It seemed like a good idea at the time.
One of my favorite, little know spots of tranquility and beauty is towering conglomeratic outcrop charted as Delta Rock, jutting above an undiscovered beach and accessed through a marshy, at times muddy, tideland. As tour guide for my summer visitors I had a couple of ideas - good ones, or so I thought.
Idea 1: We will drive across the Rainbow Bridge (yes, this is the real name of the bridge leading from Fidalgo Island to La Connor. One is to remember your dead pets on your way into down over the Rainbow Bridge) where we will enjoy a late lunch. For dessert, we will cross the Skagit River to Fir Island and fill ourselves with what are billed as 'immodest ice cream cones' at the famous Snow Goose Produce Stand. Idea 1 turned out to be a good idea.
Idea 2: After stuffing ourselves with an immodest amount of fruit flavored creamy cold goodness, I will lead our party on a hike across the tidal flat to Delta Rock for a serene view at the edge of the sound and the idyllic sandy beach at the mouth of the Skagit River.
Sue lead the way through cattails and reeds on the tidelands trail to Delta Rock |
There were soggy parts. there was maybe some hesitation, but I led onward in the name of enjoying the journey and for the view awaiting us bold travelers.
Then, there were wetter parts. Socks and shoes got soaked. We pushed onward toward Delta Rock rising in the middle distance but half a league onward.
Picking our way through a muddy tidal flat |
We waded, we wallowed, we was wet.
I had not expected our path to be so sodden. The tide must have come in.
The mouth of the Skagit inundated by high tide |
Where I expected beach was covered in salt water, prime conditions for shrimp boats just beyond Delta Rock |
We clambered up the side of Delta Rock. There was no beach. The tide was high and had covered the lonely stretch of sand I was expecting on this late fine, summer afternoon. Instead, there were several boats fishing with nets during this opportune high tide at the mouth of the Skagit.
I apologized to my party. It was beautiful scene all the same, but missing elements of sand bars and a long, lonely stretch of fine beach sand. Timing is everything.

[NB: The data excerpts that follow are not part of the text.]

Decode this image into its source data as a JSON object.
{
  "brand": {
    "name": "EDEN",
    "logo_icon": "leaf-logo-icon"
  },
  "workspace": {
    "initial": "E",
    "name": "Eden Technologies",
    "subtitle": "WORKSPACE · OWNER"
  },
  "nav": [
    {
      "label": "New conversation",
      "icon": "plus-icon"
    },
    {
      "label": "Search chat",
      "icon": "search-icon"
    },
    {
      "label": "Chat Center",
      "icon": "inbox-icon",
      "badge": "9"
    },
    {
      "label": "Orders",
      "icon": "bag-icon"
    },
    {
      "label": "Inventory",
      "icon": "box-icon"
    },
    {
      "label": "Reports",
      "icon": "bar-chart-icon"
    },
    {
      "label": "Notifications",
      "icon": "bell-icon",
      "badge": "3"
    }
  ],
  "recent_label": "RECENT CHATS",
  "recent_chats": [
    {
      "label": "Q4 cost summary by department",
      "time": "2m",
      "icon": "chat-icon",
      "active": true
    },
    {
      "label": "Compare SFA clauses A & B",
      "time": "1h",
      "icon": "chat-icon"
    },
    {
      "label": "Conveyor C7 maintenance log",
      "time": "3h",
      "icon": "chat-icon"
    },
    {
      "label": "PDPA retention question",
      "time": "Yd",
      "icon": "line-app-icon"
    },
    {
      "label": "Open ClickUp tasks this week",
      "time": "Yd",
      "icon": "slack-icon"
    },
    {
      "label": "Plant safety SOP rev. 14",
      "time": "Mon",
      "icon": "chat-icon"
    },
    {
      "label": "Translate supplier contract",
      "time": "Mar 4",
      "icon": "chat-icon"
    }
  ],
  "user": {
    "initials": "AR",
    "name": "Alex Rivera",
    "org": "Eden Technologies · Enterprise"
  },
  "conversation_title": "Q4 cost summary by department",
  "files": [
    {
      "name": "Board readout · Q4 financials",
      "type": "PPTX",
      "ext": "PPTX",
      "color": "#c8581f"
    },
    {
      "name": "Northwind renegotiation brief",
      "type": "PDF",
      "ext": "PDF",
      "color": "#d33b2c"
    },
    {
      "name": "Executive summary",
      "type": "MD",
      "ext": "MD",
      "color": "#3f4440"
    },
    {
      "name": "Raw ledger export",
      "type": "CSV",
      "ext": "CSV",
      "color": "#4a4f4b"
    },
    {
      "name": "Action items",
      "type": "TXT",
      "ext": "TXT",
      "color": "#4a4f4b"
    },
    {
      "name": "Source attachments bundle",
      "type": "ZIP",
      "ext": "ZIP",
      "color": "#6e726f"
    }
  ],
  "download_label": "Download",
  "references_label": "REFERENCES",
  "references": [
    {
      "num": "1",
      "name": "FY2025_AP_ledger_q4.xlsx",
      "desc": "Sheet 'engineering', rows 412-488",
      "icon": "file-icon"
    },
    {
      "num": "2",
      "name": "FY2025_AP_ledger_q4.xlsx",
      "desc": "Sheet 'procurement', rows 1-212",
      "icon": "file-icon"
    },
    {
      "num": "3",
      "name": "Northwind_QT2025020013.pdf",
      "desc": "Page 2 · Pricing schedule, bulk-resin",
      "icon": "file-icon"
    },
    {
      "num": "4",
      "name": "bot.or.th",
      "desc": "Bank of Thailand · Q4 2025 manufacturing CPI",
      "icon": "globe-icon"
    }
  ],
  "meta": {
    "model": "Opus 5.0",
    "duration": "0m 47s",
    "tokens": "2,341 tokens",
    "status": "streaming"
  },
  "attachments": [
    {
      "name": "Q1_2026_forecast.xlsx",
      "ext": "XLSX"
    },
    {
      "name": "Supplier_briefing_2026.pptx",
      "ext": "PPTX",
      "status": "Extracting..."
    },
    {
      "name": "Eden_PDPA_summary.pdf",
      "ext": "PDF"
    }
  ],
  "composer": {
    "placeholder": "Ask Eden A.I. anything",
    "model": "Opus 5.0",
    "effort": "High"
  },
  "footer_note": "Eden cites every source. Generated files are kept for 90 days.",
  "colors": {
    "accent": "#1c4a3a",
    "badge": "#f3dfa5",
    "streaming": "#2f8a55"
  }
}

Sunesons and Gauls take in the westward view from the brim of our solid high ground |
Muddier on the way out than on the way in. Yuck! |
There was just no way to avoid wading through knee-deep tidal channels to get back to the cars. It was not a disaster, but it was not all that pleasant of a way to end the day.
I had hoped for better for my guest whom I had led astray through marsh, matted marine grass and mud.
It's a good thing that I designed my house with a mud room. Upon return to The Pilchuck, we bowed and muddied six, all scraped off our soaked shoes, wrung out our sodden socks and peeled out of our soiled pants. Thus began a long evening of laundry.
Lesson learned: check your tide tables.
Like Blondie and I were saying, it seemed like a good idea at the time. But I'm not the kinda guy that gives up just like that...
The tide is high, but I'm movin' on.